IRI Prediction using Machine Learning Models
ANKIT SHARMA, PRAVEEN AGGARWAL
Department of Civil Engineering,
National Institute of Technology Kurukshetra, Haryana-136119,
INDIA
Abstract: - Road infrastructure is the backbone of the economy of any country. The recent increase in the
length of roads has never been matched in history. The increase in length comes with huge demand for the
maintenance of pavements in an orderly fashion. The pavement management system is used for planning
maintenance based on pavement performance evaluation. The international roughness index (IRI) is considered
a standard parameter for the functional evaluation of flexible pavements. In the present study, IRI is predicted
through machine learning models using the LTPP database. The main objective of the study is to find the
optimal machine learning which can be used for IRI prediction. Three machine learning models, (i) linear
regression, (ii) optimised trees, and (iii) optimised Gaussian process regression (GPR), has been used for
predicting IRI. Different models have been compared based on various statistical parameters. The optimised
GPR model performed best per the R-Squared value (0.89).

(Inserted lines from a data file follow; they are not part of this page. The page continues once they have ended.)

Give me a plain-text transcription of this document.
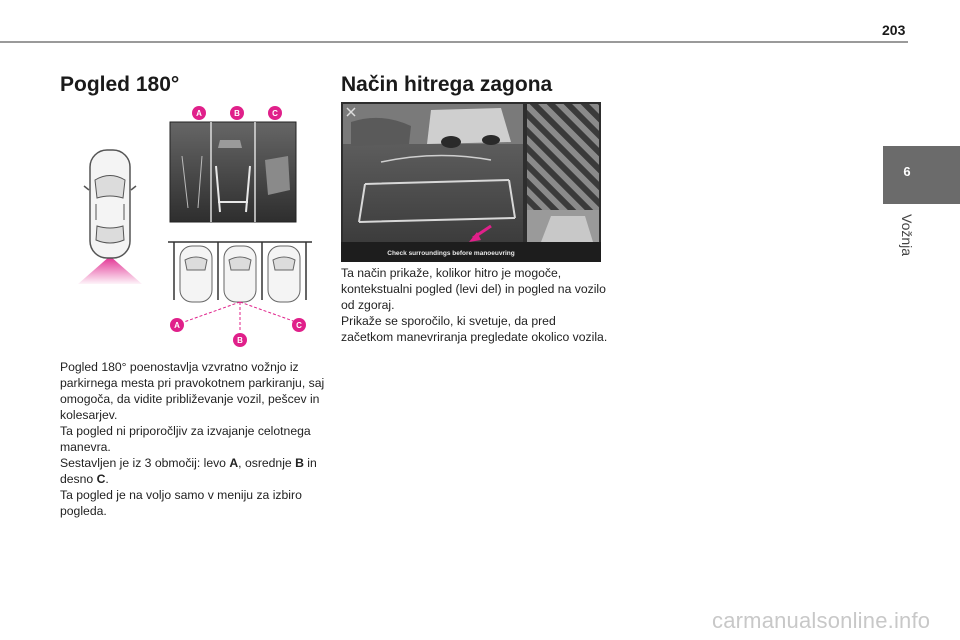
203
6
Vožnja
Pogled 180°
A	B	C
A
B
C
Pogled 180° poenostavlja vzvratno vožnjo iz parkirnega mesta pri pravokotnem parkiranju, saj omogoča, da vidite približevanje vozil, pešcev in kolesarjev.
Ta pogled ni priporočljiv za izvajanje celotnega manevra.
Sestavljen je iz 3 območij: levo A, osrednje B in desno C.
Ta pogled je na voljo samo v meniju za izbiro pogleda.
Način hitrega zagona
Check surroundings before manoeuvring
Ta način prikaže, kolikor hitro je mogoče, kontekstualni pogled (levi del) in pogled na vozilo od zgoraj.
Prikaže se sporočilo, ki svetuje, da pred začetkom manevriranja pregledate okolico vozila.
carmanualsonline.info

Key-Words: - International roughness Index, Pavement performance evaluation, Machine learning
Received: June 22, 2022. Revised: May 12, 2023. Accepted: June 15, 2023. Published: July 10, 2023.
1 Introduction
India is a vast country with a huge road network
with a total road length of 63.86 lakh kilometers in
2019. The road length has increased at a compound
annual growth rate of 4.2% since 1951. Rural roads
constitute a major portion of the road network in
India (approximately 71%). The huge network of
rural roads needs regular maintenance. Hence
pavement evaluation is vital for decision-makers to
preserve the road infrastructure and to maximise its
benefits to the public.
Researchers have conducted multiple studies to
conclude the importance of distress in quantifying
pavement quality, as the road length is increasing
per year at a fast pace. The already available
infrastructure needs to be simultaneously evaluated
for maintenance requirements. The limited budgets
and increasing public expectations stressed the
decision-makers in adopting a temporary solution to
pavement distress. The inter-correlation between the
pavement distresses is often ignored. The
correlation analysis of multiple pavement sections
will help understand the requirement for treating
underlying problems. The decision-makers can then
provide adequate treatment accordingly. An ideal
Pavement management system (PMS) should hence
integrate the evaluation of all distresses
simultaneously.
Visual inspection of various pavement distresses
is adopted by in-field engineers for assessment of
the current condition of the pavement. This ought to
be a very initial part of the pavement evaluation and
needs quantitative measurements of ride quality/
pavement unevenness for judging the maintenance
requirement of the road. The international roughness
index (IRI) is used in evaluating the ride quality of
the road. The IRI has been widely adopted by
transportation agencies worldwide as a key indicator
for evaluating pavement ride quality. However, the
measurement of IRI is costly and unaffordable for
highway agencies limited by their fiscal resources.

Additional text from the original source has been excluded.